Tom Moon paints a double picture when he describes Bloque. On one hand, he depicts a group disappointed in the mainstreaming of Latin American music. On the other hand, he also says that the musicians of Bloque approached their debut album with an attitude influenced by American hip-hop. Neither is entirely false, but Moon overstates the second half. There are hip-hop moments on "Bloque," but that's almost par for the course with modern Latin American music. I live around Washington Heights, and I hear it every day. But Bloque feels its Columbian roots strongly, and tries to introduce it to the '90s without selling the music out.

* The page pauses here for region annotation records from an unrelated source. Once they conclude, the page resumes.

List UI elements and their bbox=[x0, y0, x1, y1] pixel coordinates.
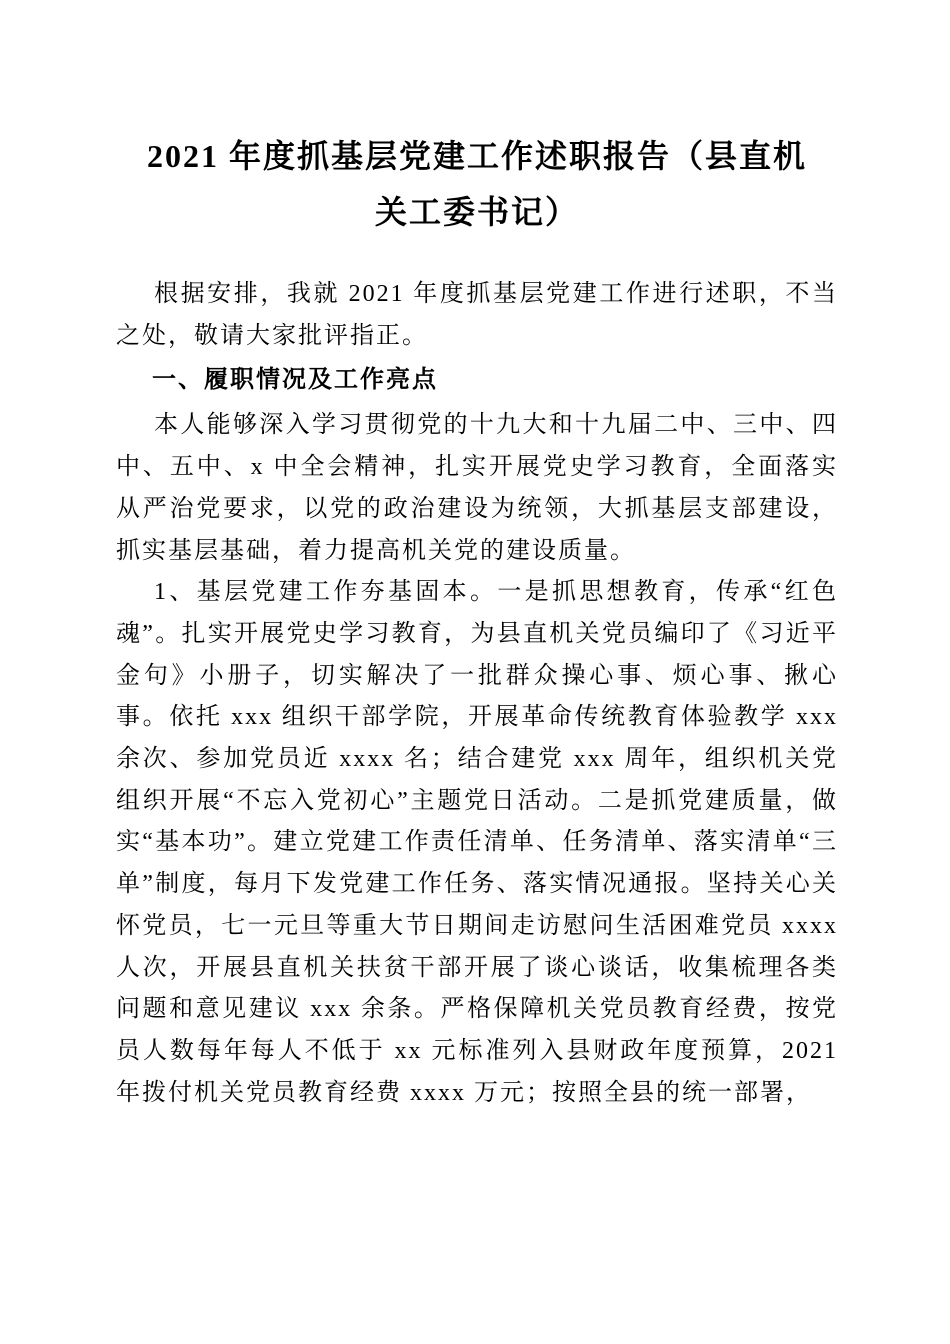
section-1-heading: 一、履职情况及工作亮点 bbox=[116, 359, 838, 401]
duty-performance-overview-paragraph: 本人能够深入学习贯彻党的十九大和十九届二中、三中、四中、五中、x 中全会精神，扎… bbox=[116, 405, 838, 572]
grassroots-party-building-paragraph: 1、基层党建工作夯基固本。一是抓思想教育，传承“红色魂”。扎实开展党史学习教育，… bbox=[116, 572, 838, 1114]
document-title-line-1: 2021 年度抓基层党建工作述职报告（县直机 bbox=[116, 128, 838, 184]
document-page: 2021 年度抓基层党建工作述职报告（县直机 关工委书记） 根据安排，我就 20… bbox=[0, 0, 950, 1344]
intro-paragraph: 根据安排，我就 2021 年度抓基层党建工作进行述职，不当之处，敬请大家批评指正… bbox=[116, 274, 838, 357]
document-title-line-2: 关工委书记） bbox=[116, 184, 838, 240]
document-title: 2021 年度抓基层党建工作述职报告（县直机 关工委书记） bbox=[116, 128, 838, 240]
document-body: 根据安排，我就 2021 年度抓基层党建工作进行述职，不当之处，敬请大家批评指正… bbox=[116, 274, 838, 1114]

Moon's statements about the mainstreaming of Latin American music is 100 percent correct. I could have told you this, even as a child, based strictly on the Gloria Estefan albums my parents own. If my parents have an album, it's got some mainstream appeal behind it. And at this point, even the Santana resurgence hadn't started yet. My summary of these pop albums would include a conga and Spanish guitar. They exclude the rest of the percussion and polyrhythms that we've come to expect (based on every other Latin American album we've heard so far). Bloque includes the congas, but "westernizes" with a standard drum set as well, maintaining the necessary polyrhythms.
Instruments like horns and the Hammond organ are things we've heard before on salsa albums, but Bloque uses the instruments to establish a different vibe than they might've during the '60s. Check out the intros to "el Hedor" and "Lo Que Sucede" to feel how funky the tone is. Something completely different is the guitar of bandleader Ernesto Ocampo. His riffs frequently duel an acoustic guitar, but not in stereotypical flamenco fashion, and his solos are right out of the '80s hard rock scene, reminiscent of Living Colour's Vernon Reid. Ocampo's playing on "Lo Que Sucede," shifting from quick-picking to a ballad-style outro typifies how Bloque feels comfortable switching songs and styles mid-track.
If you want a taste of everything that Bloque offers, go to "Descarga." The opening percussion and guitar licks sound like Santana, but everyone gets a chance to shine. There's an excellent organ solo, plus spotlight moments for guitar, bass and flute. The percussion section tops it off with a bitchin' break. The short call-and-response vocal section will comfort those who think Bloque has slid too far from the Latin American music of old.
The hip-hop moments take the form of heavier bass lines and rapped vocals in "Rap del Rebusque," but these don't water down the Latin identity of the album. This stuff is definitely too out there for my parents, but will appeal to rock fans thanks to Ocampo's guitar. The attitude is similar to that of Arepa 3000, but a little more accessible.
INTERESTING FACT: Bloque is probably the only group you'll see ever in this blog that doesn't have a Wikipedia page.